The story in the hotel also highlights a major problem for the series. It just does not have compelling or interesting lead characters. In the beginning, Madison and Travis were billed as the leads. They were the heads of the family struggling to bring everyone together during the apocalypse. But their character arcs have been so bland and boring. They don't represent the show at its most interesting. In fact, they produce the dullest moments. That's because their concerns have been so one-note and incredibly annoying. Madison is the protector of the family. She must keep everyone together at all costs. And yet, it's frustrating to watch her refuse to listen to rational thought just because she needs to be reunited with her family. Alicia has accepted that it's just going to be her and her mom now. Nick, Travis and Chris have abandoned them. Madison refuses to give in to that. She has an idea of her perfect family and she needs to maintain it. The world is changing and she just refuses to accept that. It's not a mindset that makes her very endearing. It's not something that makes her capable of surviving in this new world. So, it's weird seeing her continue to survive and not adjusting her expectations of reality. More importantly, this darkness has always been a part of her world. Her first husband more than likely killed himself by driving into oncoming traffic head-on. She's protected Nick and Alicia from the truth. She wants to blame that kind of darkness for driving her family apart. She just can't understand why anyone would want to leave this picture perfect family. Things are never that simple. She wants them to be. It's a conflict the show refuses to just drop and move on from. So, it's really limiting to Madison as a character. This arc could be good for her. Force her to survive on her own with this new and smaller makeshift family. That way she can be more appreciative and understanding once Nick, Travis and Chris return to her. However, that just seems like nuanced character work that has never really worked out on this show.

Some more thoughts:
  • "Los Muertos" was written by Alan Page and directed by Deborah Chow.
  • Ofelia reveals that she almost got married once. If that moment was what the show thinks qualifies as a character development, it is sadly very mistaken. All it does is reinforce the basic understanding of the character. She was incapable of living her life because of her parents. And now, she has to live on her own. Who will she become? That should be a compelling question. But it's not because the show is still way too focused on the past.
  • Ofelia understands why someone would decide to end things instead of continuing to survive. She has lost everything now. Alicia has suffered loss as well. But she still has her mother. Ofelia has nothing. That's why it's ominous when she disappears. But again, it's a hard moment to care about because she barely comes across as a character.

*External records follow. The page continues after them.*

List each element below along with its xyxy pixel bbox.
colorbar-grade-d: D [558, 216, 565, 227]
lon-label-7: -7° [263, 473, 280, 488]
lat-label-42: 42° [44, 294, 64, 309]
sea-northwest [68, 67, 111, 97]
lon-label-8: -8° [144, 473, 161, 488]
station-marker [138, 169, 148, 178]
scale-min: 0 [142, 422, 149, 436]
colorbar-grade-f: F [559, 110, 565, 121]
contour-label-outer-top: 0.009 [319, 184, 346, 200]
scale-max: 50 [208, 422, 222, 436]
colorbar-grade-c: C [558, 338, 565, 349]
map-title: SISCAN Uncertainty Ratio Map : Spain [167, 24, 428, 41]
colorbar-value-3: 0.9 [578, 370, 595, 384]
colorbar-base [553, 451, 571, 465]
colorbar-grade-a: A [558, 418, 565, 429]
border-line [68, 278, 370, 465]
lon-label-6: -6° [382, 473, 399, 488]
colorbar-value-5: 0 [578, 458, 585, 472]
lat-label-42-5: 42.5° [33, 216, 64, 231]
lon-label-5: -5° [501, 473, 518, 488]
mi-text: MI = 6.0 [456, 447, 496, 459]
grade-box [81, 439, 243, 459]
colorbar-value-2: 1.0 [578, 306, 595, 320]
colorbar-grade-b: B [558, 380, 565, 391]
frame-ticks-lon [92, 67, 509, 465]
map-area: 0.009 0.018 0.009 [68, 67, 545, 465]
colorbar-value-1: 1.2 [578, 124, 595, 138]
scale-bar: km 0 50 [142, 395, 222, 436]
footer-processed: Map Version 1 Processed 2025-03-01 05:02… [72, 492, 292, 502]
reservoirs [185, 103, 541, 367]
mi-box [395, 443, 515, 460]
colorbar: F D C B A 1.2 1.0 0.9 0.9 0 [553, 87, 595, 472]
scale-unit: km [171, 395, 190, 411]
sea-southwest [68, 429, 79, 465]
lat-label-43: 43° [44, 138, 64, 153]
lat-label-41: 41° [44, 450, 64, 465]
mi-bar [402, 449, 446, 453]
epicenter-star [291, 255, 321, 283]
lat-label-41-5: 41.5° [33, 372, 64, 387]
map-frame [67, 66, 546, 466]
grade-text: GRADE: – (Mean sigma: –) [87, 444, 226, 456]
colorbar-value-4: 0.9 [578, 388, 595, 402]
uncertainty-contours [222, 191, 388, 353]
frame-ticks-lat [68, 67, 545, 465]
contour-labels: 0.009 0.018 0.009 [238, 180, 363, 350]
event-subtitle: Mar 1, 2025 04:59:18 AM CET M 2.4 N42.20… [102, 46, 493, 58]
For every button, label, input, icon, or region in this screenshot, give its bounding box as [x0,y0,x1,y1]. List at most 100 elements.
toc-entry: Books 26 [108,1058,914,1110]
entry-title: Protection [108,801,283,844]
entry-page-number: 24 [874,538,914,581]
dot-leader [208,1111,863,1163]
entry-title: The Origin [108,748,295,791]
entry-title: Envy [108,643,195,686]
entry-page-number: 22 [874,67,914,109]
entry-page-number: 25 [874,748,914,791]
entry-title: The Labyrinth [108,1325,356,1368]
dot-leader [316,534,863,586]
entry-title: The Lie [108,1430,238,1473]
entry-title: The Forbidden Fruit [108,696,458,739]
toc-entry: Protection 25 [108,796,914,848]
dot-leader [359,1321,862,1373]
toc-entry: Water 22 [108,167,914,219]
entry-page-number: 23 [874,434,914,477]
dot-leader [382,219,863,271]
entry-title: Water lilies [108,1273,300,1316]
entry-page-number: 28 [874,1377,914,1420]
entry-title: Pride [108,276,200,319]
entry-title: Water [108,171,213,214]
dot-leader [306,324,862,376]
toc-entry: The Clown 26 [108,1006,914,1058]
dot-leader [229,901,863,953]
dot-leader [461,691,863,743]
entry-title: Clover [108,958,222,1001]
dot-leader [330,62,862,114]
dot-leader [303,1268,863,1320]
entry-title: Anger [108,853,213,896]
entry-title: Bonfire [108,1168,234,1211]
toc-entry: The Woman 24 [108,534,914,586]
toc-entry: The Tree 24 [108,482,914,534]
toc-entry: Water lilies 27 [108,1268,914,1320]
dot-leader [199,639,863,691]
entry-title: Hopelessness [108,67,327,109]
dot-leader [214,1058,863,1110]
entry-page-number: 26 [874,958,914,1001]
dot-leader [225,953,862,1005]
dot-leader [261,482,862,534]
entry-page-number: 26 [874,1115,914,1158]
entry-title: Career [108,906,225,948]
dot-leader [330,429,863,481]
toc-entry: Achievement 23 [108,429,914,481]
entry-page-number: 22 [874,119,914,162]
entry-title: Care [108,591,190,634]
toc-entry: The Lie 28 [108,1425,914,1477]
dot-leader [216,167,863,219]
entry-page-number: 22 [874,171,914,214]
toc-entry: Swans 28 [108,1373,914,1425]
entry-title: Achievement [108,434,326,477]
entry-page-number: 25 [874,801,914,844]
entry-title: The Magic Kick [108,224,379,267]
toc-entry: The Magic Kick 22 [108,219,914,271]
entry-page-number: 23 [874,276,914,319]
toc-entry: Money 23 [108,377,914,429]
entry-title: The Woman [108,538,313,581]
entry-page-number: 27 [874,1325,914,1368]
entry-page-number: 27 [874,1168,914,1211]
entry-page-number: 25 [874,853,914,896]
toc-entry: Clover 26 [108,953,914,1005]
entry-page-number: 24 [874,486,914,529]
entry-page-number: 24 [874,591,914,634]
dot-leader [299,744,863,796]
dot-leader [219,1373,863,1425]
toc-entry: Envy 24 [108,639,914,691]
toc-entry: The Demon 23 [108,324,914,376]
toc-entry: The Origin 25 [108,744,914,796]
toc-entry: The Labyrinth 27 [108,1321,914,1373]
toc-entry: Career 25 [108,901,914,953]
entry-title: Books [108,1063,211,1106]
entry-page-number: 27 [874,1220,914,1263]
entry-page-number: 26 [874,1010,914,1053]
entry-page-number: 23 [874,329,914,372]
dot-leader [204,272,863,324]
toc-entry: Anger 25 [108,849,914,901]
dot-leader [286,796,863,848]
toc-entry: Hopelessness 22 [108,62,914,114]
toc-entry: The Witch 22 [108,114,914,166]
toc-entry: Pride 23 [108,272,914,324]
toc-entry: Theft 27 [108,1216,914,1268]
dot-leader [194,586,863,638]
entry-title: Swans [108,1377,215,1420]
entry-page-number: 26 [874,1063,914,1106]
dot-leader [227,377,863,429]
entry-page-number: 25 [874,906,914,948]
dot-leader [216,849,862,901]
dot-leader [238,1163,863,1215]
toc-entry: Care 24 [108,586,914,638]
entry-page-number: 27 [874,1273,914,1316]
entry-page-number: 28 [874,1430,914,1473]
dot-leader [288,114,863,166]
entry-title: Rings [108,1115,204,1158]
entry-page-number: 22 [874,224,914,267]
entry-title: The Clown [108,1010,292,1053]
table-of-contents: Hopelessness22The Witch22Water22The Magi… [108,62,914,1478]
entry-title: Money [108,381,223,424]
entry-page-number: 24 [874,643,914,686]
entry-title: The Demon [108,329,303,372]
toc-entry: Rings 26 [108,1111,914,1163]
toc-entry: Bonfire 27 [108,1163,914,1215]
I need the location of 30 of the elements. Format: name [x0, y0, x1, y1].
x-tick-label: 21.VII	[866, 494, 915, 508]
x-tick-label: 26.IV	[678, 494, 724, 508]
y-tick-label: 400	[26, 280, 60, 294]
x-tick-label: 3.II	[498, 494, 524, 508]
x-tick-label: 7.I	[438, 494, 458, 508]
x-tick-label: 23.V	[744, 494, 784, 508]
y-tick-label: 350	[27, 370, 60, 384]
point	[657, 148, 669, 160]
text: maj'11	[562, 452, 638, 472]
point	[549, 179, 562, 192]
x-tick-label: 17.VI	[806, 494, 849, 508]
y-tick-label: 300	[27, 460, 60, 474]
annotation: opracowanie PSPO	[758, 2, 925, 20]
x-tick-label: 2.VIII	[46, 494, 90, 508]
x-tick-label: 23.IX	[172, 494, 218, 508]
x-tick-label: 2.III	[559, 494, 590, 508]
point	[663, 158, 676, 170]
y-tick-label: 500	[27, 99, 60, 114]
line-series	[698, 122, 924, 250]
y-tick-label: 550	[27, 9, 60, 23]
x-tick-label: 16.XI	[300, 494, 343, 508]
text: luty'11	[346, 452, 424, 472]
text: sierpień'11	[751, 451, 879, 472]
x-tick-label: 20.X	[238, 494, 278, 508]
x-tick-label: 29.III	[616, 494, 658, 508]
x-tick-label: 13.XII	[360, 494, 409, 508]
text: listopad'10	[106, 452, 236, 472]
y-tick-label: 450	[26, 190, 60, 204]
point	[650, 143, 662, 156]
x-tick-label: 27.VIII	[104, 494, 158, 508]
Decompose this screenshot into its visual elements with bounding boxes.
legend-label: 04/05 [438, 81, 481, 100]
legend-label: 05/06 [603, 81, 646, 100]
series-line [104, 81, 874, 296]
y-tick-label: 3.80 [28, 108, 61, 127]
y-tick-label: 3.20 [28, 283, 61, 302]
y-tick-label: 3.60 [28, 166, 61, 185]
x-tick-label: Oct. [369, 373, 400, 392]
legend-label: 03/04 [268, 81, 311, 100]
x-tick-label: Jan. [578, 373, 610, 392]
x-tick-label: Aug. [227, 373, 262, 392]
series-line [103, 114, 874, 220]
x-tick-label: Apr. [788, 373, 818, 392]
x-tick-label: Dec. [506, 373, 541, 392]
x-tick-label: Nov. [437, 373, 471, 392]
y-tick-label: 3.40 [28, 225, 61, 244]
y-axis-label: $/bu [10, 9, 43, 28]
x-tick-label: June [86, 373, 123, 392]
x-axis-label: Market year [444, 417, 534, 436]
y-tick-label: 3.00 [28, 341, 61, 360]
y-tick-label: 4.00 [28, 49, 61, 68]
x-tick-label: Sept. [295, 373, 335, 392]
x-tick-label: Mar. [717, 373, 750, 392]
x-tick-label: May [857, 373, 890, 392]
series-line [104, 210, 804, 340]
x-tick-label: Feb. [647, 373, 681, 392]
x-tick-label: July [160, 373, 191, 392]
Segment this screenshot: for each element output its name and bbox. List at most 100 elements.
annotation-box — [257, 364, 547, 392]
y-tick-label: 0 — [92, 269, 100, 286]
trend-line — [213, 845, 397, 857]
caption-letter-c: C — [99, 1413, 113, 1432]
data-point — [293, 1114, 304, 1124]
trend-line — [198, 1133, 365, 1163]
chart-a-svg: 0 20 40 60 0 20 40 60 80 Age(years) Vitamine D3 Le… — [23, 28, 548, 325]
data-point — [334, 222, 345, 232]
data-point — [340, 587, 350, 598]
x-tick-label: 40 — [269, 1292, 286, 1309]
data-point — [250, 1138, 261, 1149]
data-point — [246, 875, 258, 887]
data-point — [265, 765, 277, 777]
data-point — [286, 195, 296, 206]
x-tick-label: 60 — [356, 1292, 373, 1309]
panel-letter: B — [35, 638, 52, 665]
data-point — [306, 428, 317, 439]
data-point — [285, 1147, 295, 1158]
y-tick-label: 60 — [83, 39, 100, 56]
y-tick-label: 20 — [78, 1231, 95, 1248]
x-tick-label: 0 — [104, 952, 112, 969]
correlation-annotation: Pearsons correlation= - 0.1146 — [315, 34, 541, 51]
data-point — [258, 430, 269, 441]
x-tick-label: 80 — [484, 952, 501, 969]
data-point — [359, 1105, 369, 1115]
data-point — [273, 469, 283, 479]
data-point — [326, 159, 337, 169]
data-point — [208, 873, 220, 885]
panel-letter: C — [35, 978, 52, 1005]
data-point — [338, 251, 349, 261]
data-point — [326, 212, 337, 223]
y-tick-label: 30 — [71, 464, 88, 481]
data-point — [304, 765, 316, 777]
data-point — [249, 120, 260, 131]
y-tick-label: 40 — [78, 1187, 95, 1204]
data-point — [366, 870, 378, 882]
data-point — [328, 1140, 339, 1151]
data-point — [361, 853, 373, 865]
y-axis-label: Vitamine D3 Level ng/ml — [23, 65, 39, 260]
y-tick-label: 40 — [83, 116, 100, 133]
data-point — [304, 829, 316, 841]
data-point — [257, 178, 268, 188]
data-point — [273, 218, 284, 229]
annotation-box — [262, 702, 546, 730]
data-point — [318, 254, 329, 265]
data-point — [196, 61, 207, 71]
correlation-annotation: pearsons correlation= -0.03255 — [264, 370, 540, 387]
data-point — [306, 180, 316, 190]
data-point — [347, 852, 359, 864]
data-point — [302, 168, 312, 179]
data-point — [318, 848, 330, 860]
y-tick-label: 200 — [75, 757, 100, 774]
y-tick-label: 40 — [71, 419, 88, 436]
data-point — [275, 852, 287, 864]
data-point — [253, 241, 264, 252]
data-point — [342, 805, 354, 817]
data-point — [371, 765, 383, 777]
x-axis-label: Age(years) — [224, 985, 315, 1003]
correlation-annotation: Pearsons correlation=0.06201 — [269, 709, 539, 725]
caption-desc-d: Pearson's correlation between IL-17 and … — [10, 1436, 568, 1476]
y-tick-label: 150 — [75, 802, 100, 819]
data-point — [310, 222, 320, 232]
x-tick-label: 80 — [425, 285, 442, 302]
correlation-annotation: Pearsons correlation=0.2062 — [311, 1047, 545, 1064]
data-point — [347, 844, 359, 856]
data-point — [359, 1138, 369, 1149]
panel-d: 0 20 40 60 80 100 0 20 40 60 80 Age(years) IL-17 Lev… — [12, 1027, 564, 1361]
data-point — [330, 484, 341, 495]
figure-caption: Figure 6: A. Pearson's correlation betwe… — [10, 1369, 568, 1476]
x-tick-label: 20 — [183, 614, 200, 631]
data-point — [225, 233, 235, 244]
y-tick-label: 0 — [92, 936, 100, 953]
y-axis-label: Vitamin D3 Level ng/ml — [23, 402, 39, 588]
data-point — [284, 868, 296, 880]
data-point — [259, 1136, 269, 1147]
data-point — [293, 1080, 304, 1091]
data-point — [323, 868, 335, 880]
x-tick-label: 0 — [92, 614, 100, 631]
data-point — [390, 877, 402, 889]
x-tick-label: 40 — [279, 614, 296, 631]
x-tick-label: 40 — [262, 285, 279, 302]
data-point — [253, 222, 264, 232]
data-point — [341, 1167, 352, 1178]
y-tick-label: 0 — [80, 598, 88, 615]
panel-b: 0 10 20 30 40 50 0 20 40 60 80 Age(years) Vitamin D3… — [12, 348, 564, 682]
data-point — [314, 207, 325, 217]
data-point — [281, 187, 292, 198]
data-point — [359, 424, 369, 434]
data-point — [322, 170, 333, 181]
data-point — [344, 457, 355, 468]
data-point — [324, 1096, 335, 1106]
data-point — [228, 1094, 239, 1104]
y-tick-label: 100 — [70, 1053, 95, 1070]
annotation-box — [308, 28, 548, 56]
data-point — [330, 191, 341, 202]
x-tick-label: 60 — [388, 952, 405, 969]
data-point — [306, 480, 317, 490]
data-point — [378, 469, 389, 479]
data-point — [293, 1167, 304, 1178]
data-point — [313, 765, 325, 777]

  • Alicia and Ofelia discover running water. Of all the characters who need a shower, Alicia is the only one who actually gets it. She didn't really need it - comparatively speaking. Plus, she'll probably need another one after she gets out of the current situation with the dead.
  • The Abigail is lost. That's just a minor detail. It happens solely to explain why Madison, Strand, Alicia and Ofelia simply don't flee to the sea again. That was an exciting and different new method for storytelling earlier this season. But now, it's more important that they spend time in a hotel instead.
  • The Abigail was an important part of the season too. So for the ship to just go missing feels like a disservice to what the vessel meant to this family this year. It represented home for this makeshift family despite the multiple issues it forced into conflict. It seems unlikely that we've seen the last of it.
  • The dead falling out of hotel rooms and crashing to the ground below only to get up again was a pretty cool visual at least.